Nadie se fija en estas cifras si no le llevan la cuenta de la angustia. Estos números nunca pasan del segundo plano al primero, jamás van del paisaje al estómago, si no nos involucran, si no nos implican. Pero aquí están, por si acaso, los indicadores de la jornada: el dólar baja a $ 3.750,00, se espera que el tiempo de hoy llegue a los 19 ºC con tormentas dispersas y se reportan 610 colombianos muertos con covid a 610 familias desoladas. Y no hay que ser un hastiado crítico del Gobierno para agregar que, luego de quince meses de geles, tapabocas, puñitos y Prevención y acción, nuestras malas estadísticas de la peste compiten con las de países enormes, la vacunación va al paso de la mediocridad justo cuando la reapertura va al ritmo de los negocios, y “las autoridades” entre comillas no solo se encogen de hombros, “sálvese quien pueda”, sino que, cada vez más lejos de la ciencia, osan echarle la culpa del desastre a las protestas.
Pregúnteles a nuestros médicos, abandonados a sus suertes, endeudados e insomnes, cómo se han sentido en estos sanatorios espeluznantes con el 300 % de ocupación, qué pasa cuando no alcanzan los respiradores ni hay suficientes especialistas para operarlos, por qué no se previó la gravísima escasez de sedantes y analgésicos y oxígeno que ha sido un hecho, y cuántas veces al día piensan en retirarse de la profesión con la vocación maltrecha porque –en el pico del pico de la pandemia– solo les queda aplicarles el “protocolo ético de fin de vida” a los pacientes que se van apilando en las ucis: “La muerte desgasta por más que estemos acostumbrados”, le dijo a EL TIEMPO el doctor Parra Mancipe, del hospital de El Tunal, al principio de este mes, pero eso mismo me repetía el intensivista Óscar Pastrana hace un poco más de un año.

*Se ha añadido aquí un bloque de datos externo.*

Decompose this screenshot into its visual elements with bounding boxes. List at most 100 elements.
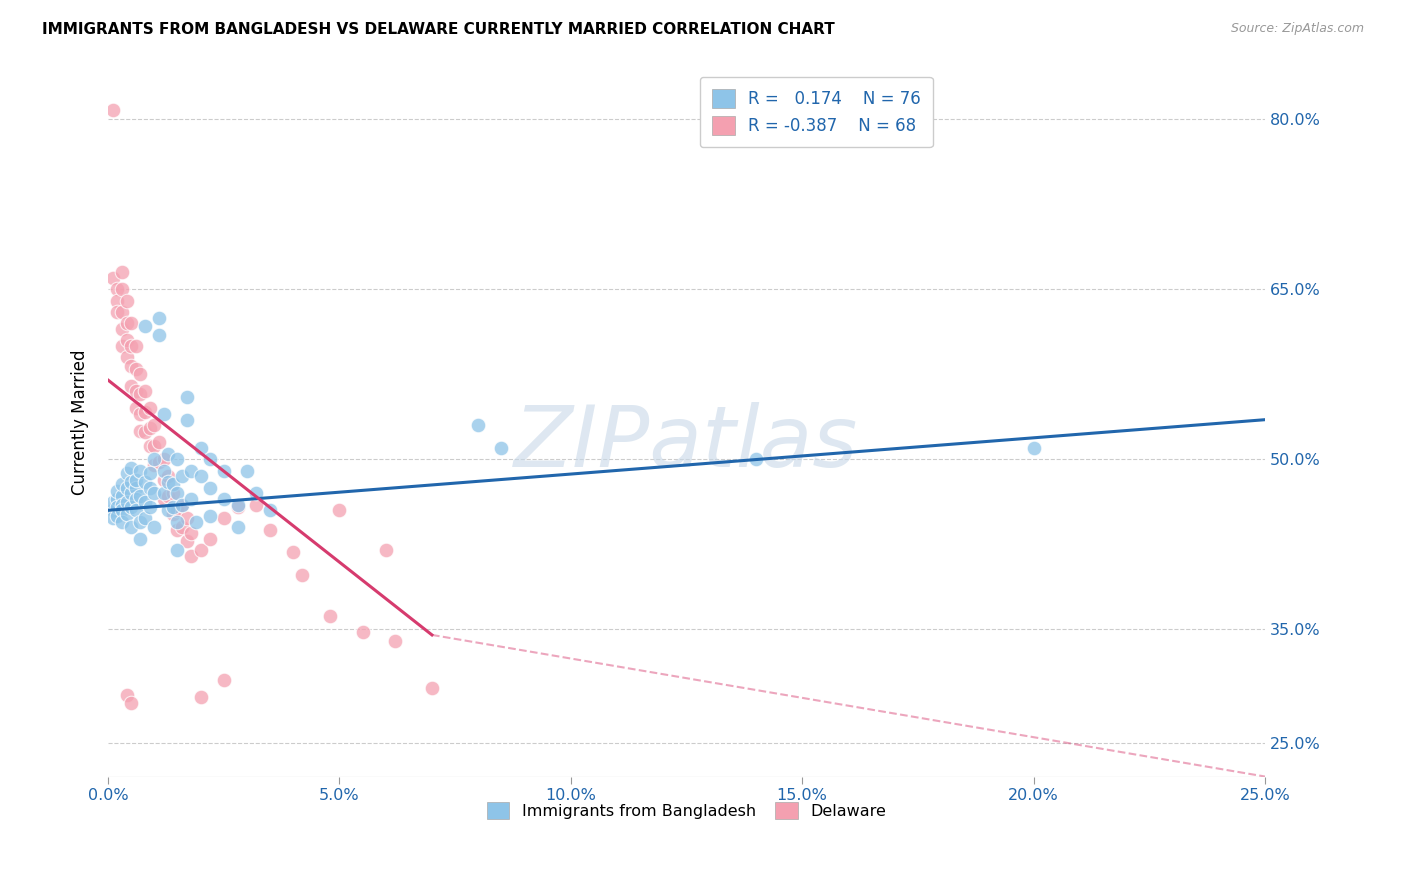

Pastrana, que según Medicina Legal murió en diciembre por “uso excesivo del fentanilo”, andaba embrujado por sus experiencias con las almas de los cuerpos, repetía que el virus había invadido el país para describir un sistema de salud hecho de corajes e improvisaciones, y denunciaba a mil por hora esos negocios sórdidos con fachadas de clínicas a los que van a dar tantos colombianos que prefieren curar que prevenir, pero sobre todo quería que su historia –que conté en otra columna– demostrara que la muerte se ha reducido a “indicador de hoy” acá en Colombia. Quizás sea el déficit de atención de una sociedad traumatizada. Tal vez sea la negación propia de un país paranoico, desdoblado, que teme enloquecer del todo cuando comprenda las cifras de su horror. Pero aquí se repite “van 106.544 muertos por covid” como si no hubiera alternativa.
Y, a no ser que sigamos anhelando la debacle, tendrá de llegar el día en el cual la respuesta a todos nuestros interrogantes no sea “es que estamos en Colombia”.
Una vez más la solución es uno mismo: la ciudadanía. Hay que criticar sin treguas a los supuestos protagonistas de nuestra política, peritos en campañas presidenciales que no tienen la menor idea de gobernar, duques que ponen entre comillas este estallido social, pero también hay que fijarse en los líderes que en todos los rincones de todas las regiones están transformando el país de la caridad por el país de la solidaridad. Sufrí los trancones de siempre la tarde en la que me pusieron la primera dosis de la vacuna –yo, por estos días de obituarios de gente cercana, no pongo afuera ni el pie izquierdo, pero fui a un puesto de salud el segundo día que podía ir alguien de 45 años porque tengo una esposa, un par de hijos, una mamá y una novela que va por la mitad– y me pareció evidente que aún dependemos de creer en vacunaciones, aforos, tapabocas, teletrabajos e igualdades, pero todavía estamos en Colombia.